Dans un article paru dans la Süddeutsche Zeitung, Jürgen Habermas s’inquiète de « l’état lamentable » de l’Union européenne. Le philosophe allemand déplore que sur les questions budgétaires, les parlements nationaux se trouvent relégués au rang de chambres d’enregistrement des décisions de la Commission européenne, tandis que les citoyens assistent sur la scène européenne à une lutte où les « héros nationaux affrontent ‘les autres’“. Conséquence : même dans la supposée europhile Allemagne, la réputation de l’UE sombre, et les élites font l’autruche.
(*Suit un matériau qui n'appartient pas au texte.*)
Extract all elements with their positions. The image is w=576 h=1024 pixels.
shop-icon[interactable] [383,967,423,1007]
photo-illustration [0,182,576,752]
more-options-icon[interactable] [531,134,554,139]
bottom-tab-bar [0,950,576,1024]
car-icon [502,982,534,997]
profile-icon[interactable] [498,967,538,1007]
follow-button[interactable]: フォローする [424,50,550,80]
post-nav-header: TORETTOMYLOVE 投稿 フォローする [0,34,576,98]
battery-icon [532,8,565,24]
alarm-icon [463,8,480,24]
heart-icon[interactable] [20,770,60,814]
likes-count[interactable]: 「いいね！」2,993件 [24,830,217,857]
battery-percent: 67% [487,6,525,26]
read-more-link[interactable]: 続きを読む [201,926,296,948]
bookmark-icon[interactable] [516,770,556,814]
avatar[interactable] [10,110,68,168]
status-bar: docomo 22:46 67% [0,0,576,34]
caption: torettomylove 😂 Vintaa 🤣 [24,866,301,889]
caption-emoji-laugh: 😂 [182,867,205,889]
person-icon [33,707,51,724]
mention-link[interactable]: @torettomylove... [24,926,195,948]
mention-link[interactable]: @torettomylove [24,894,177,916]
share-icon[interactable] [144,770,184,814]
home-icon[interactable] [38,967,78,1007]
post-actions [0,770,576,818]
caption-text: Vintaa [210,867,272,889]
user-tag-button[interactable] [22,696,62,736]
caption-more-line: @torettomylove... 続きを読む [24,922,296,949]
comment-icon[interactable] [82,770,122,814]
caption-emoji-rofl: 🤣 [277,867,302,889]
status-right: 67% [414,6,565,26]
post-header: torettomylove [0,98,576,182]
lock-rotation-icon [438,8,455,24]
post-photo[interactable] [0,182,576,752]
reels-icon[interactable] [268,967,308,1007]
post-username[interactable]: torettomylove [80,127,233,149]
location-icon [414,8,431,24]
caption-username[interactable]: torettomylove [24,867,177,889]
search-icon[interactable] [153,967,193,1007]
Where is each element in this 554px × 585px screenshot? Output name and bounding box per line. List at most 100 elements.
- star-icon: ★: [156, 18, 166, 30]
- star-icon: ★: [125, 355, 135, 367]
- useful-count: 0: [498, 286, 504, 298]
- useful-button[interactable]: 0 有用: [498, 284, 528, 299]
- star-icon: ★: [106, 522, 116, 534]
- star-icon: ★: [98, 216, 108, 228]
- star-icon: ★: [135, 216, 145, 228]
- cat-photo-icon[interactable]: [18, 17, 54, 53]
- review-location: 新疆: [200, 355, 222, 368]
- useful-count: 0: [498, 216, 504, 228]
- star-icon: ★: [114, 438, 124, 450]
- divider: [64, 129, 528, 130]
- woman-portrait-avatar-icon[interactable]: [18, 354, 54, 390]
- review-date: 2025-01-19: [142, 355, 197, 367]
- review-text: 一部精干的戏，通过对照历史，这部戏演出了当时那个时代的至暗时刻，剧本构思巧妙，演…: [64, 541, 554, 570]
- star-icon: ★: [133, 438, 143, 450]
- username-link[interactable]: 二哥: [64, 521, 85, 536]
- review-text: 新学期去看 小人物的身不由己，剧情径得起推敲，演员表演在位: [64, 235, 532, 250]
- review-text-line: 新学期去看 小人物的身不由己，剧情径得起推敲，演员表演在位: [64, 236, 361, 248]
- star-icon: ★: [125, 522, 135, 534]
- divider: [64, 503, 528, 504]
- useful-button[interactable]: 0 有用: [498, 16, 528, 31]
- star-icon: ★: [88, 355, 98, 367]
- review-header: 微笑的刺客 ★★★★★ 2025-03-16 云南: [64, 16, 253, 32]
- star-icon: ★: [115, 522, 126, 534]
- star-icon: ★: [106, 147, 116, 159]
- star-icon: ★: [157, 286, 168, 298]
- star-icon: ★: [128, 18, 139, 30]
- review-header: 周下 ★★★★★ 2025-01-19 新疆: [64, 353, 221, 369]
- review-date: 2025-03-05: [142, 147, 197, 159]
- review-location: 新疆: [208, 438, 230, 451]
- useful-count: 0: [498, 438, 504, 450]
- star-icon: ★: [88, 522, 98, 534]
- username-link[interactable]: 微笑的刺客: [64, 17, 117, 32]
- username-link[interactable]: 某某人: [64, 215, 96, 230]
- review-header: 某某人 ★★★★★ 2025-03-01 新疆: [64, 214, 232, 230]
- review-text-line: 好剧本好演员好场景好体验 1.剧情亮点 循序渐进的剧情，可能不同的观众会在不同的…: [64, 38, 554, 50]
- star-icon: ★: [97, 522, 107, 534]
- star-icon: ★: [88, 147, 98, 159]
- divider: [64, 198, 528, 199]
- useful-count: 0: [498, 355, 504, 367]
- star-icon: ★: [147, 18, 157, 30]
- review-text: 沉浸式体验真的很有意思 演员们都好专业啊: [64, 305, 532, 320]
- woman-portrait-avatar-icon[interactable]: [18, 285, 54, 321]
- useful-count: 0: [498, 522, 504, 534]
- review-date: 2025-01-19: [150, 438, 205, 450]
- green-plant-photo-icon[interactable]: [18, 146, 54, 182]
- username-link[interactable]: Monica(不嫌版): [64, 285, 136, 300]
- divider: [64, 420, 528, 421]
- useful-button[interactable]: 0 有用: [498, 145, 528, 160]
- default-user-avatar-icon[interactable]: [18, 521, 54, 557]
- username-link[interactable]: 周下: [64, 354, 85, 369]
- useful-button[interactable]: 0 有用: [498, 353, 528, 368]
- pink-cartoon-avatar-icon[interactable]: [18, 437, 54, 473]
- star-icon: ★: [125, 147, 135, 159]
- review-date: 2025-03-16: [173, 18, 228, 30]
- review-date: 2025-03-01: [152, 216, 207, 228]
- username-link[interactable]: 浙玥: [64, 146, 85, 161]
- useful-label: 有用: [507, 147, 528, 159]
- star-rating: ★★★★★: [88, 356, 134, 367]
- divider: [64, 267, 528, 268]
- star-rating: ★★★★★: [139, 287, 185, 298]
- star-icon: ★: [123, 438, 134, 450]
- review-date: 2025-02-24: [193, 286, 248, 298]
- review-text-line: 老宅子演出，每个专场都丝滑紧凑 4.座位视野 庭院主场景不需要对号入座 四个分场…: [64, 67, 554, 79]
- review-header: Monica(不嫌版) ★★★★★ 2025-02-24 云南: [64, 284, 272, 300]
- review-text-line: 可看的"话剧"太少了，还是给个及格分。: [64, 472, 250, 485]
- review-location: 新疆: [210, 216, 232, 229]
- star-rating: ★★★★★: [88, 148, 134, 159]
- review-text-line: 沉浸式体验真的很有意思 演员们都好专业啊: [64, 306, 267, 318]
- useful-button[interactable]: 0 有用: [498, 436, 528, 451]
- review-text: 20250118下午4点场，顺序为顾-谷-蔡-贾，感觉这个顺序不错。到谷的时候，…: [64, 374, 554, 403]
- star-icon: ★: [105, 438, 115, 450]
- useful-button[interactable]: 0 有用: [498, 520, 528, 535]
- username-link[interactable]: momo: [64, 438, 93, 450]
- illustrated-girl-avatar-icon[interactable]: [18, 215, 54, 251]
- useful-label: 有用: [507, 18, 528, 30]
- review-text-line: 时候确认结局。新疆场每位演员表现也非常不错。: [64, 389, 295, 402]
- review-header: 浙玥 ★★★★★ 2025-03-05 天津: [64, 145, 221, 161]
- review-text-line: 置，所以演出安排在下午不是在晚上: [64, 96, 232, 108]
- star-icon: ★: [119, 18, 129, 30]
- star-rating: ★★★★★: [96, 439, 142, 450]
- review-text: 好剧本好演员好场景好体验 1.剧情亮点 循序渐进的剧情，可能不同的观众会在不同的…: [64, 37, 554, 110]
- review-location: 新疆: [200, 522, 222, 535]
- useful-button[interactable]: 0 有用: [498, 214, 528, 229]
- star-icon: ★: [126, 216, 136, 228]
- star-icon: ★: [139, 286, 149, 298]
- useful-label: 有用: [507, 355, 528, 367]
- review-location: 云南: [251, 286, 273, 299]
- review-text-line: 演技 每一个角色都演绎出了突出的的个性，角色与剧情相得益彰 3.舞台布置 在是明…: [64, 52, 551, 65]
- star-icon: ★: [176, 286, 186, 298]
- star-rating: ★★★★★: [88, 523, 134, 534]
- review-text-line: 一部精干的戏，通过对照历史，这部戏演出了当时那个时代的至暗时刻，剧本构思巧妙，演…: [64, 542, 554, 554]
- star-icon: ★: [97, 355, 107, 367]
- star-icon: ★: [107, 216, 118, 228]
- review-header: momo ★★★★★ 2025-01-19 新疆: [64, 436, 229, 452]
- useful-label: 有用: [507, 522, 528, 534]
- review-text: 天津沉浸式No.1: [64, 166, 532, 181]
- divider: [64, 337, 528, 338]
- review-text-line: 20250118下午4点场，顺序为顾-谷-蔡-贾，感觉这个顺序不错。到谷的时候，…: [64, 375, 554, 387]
Pour Habermas, trois raisons expliquent le manque de souffle du projet européen : la redécouverte de l’Etat-nation par l’Allemagne, qui se recentre sur elle-même; l’instrumentalisation des élections et référendums européens à des fins de politique nationale; la collusion entre la politique et les médias, qui ne traitent la crise de l’euro que dans leurs pages économiques hautement spécialisées et négligent sa dimension politique. « Mais peut-être qu’en se tournant vers le haut, vers les élites politiques et médiatiques, le regard se dirige dans la mauvaise direction, remarque Habermas. Ce ne peut être que du bas, de la société civile, que peut venir la motivation qui fait défaut », les récents mouvements de protestations en Allemagne, comme Stuttgart 21, pouvant servir d’exemple.